How to check systemd journal size

Checking the systemd journal size helps catch runaway logging before it fills a filesystem and starts breaking package installs, service restarts, or application writes.

The systemd-journald service writes binary journal files and rotates them over time. journalctl –disk-usage reports the combined space used by active and archived journal files, which makes it the fastest way to confirm whether the journal itself is the source of disk growth.

Storage mode and retention limits come from the main /etc/systemd/journald.conf file plus any drop-ins shown by systemd-analyze cat-config systemd/journald.conf. Current systemd builds default to Storage=auto, which uses persistent storage only when /var/log/journal exists, and per-user journals are unavailable unless persistent storage is enabled.

Steps to check systemd journal size:

  1. Display the total space used by the journal.
    $ sudo journalctl --disk-usage
    Archived and active journals take up 8.0M in the file system.

    This total includes both active journal files and rotated archived files.

    If you later vacuum archived logs, journalctl –disk-usage can remain above the target until the active journal rotates because vacuum commands remove archived files only.

  2. Inspect the merged journald storage and retention settings.
    $ sudo systemd-analyze cat-config systemd/journald.conf | grep --extended-regexp '^# /(etc|run|usr/lib)/systemd/|^[[:space:]]*(#)?(Storage|SystemMaxUse|SystemKeepFree|SystemMaxFileSize|RuntimeMaxUse|RuntimeKeepFree|RuntimeMaxFileSize|MaxRetentionSec|MaxFileSec)='
    # /etc/systemd/journald.conf
    #Storage=auto
    #SystemMaxUse=
    #SystemKeepFree=
    #SystemMaxFileSize=
    #RuntimeMaxUse=
    #RuntimeKeepFree=
    #RuntimeMaxFileSize=
    #MaxRetentionSec=
    #MaxFileSec=1month
    # /usr/lib/systemd/journald.conf.d/syslog.conf

    systemd-analyze cat-config shows the main file and drop-ins in load order. The last uncommented value for a setting is the one journald uses, while commented lines in the main file show the shipped defaults.

  3. Check the persistent journal directory when the host keeps logs across reboots.
    $ sudo sh -c '[ -d /var/log/journal ] && du --summarize --human-readable /var/log/journal || echo "/var/log/journal does not exist"'
    4.0K	/var/log/journal

    This path matters when Storage=persistent is set or when Storage=auto finds /var/log/journal already present.

  4. Check the runtime journal directory when the host is using memory-backed storage.
    $ sudo sh -c '[ -d /run/log/journal ] && du --summarize --human-readable /run/log/journal || echo "/run/log/journal does not exist"'
    8.1M	/run/log/journal

    This path is usually on tmpfs and is cleared on reboot. It is the active store when Storage=volatile is set or when Storage=auto falls back to memory.
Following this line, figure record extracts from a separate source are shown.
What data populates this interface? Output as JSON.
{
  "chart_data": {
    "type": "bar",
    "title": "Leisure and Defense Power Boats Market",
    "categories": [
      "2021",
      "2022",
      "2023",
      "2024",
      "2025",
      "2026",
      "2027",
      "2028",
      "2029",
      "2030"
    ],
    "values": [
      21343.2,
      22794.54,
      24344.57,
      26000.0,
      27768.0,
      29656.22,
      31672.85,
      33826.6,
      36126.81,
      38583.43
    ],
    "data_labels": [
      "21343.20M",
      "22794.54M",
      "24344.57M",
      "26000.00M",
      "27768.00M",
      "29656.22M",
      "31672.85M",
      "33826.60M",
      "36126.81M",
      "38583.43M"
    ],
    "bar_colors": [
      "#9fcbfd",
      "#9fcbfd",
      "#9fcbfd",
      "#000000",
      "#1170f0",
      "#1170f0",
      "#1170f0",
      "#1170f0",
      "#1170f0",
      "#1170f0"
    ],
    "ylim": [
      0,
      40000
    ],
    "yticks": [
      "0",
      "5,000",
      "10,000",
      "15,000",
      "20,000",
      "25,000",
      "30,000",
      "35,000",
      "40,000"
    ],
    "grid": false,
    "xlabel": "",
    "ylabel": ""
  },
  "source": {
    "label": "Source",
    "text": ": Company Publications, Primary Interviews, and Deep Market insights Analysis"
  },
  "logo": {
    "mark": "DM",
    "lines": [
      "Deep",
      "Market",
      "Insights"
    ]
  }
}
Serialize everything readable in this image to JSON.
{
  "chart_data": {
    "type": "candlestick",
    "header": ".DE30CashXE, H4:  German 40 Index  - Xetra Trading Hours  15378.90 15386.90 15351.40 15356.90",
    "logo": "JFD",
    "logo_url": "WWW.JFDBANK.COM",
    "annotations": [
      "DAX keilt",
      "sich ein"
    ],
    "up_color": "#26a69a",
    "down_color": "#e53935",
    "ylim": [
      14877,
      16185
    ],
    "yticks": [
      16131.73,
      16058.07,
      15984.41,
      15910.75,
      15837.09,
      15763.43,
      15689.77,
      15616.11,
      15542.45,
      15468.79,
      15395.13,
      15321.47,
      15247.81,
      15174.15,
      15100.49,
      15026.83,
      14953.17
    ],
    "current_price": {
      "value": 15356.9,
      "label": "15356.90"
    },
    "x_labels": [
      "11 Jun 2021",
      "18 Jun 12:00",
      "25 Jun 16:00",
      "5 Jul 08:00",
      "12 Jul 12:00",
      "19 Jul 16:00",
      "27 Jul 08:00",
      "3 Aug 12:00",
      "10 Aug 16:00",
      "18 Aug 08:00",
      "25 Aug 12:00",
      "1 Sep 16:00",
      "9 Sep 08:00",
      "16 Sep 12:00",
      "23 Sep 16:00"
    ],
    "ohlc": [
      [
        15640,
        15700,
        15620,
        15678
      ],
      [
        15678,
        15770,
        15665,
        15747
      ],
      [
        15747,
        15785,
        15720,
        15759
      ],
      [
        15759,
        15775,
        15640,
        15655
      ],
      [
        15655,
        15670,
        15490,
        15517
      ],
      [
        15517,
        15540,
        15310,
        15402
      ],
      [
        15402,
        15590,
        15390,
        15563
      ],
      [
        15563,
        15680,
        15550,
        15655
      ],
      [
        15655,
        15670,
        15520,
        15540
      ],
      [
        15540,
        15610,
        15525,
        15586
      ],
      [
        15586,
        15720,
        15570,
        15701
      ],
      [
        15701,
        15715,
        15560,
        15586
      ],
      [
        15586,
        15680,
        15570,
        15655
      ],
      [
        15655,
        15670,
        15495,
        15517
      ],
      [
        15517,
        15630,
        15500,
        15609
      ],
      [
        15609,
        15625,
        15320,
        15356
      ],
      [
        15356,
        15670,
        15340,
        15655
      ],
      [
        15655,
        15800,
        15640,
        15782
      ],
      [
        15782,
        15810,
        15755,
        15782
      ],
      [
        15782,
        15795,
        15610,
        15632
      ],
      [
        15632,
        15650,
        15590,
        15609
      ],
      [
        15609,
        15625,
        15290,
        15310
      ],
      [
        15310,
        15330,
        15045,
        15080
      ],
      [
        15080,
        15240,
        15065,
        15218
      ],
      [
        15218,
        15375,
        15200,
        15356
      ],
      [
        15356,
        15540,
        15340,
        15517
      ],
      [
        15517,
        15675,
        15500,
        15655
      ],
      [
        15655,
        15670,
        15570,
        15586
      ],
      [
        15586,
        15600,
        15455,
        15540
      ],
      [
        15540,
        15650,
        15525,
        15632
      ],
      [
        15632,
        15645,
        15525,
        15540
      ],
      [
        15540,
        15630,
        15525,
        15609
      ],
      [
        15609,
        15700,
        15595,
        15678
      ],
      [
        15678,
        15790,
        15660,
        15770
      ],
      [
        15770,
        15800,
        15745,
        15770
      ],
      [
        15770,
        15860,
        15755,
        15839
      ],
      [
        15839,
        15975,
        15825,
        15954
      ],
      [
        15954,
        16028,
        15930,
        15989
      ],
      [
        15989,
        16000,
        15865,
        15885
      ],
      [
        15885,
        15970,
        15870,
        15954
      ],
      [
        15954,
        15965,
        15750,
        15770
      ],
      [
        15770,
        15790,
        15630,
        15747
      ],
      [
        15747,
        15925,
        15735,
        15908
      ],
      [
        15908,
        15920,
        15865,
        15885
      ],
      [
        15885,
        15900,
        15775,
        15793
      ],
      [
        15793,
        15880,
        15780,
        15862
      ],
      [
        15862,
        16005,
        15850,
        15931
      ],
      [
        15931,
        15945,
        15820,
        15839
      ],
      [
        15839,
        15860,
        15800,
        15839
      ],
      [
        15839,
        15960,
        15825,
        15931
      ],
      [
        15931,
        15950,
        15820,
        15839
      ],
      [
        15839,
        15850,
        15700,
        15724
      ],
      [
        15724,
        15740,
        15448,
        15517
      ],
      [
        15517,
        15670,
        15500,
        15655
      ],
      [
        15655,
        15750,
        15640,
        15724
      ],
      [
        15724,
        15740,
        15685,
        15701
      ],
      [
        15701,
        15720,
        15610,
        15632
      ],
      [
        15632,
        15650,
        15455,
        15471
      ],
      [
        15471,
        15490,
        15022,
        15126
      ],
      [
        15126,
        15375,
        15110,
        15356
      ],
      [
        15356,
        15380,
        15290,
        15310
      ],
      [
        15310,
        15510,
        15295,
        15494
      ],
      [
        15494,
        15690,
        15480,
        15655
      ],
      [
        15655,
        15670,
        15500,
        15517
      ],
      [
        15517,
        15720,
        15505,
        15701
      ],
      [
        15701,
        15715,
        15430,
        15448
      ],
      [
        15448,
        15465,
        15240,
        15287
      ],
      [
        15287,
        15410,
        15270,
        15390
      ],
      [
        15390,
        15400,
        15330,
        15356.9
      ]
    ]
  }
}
  5. Compare the reported size against the active limits before deciding whether cleanup is needed.

    By default, SystemMaxUse and RuntimeMaxUse allow up to 10% of the filesystem, SystemKeepFree and RuntimeKeepFree reserve 15% for other uses, each default is capped at 4G, MaxFileSec defaults to 1month, and MaxRetentionSec is disabled unless explicitly set.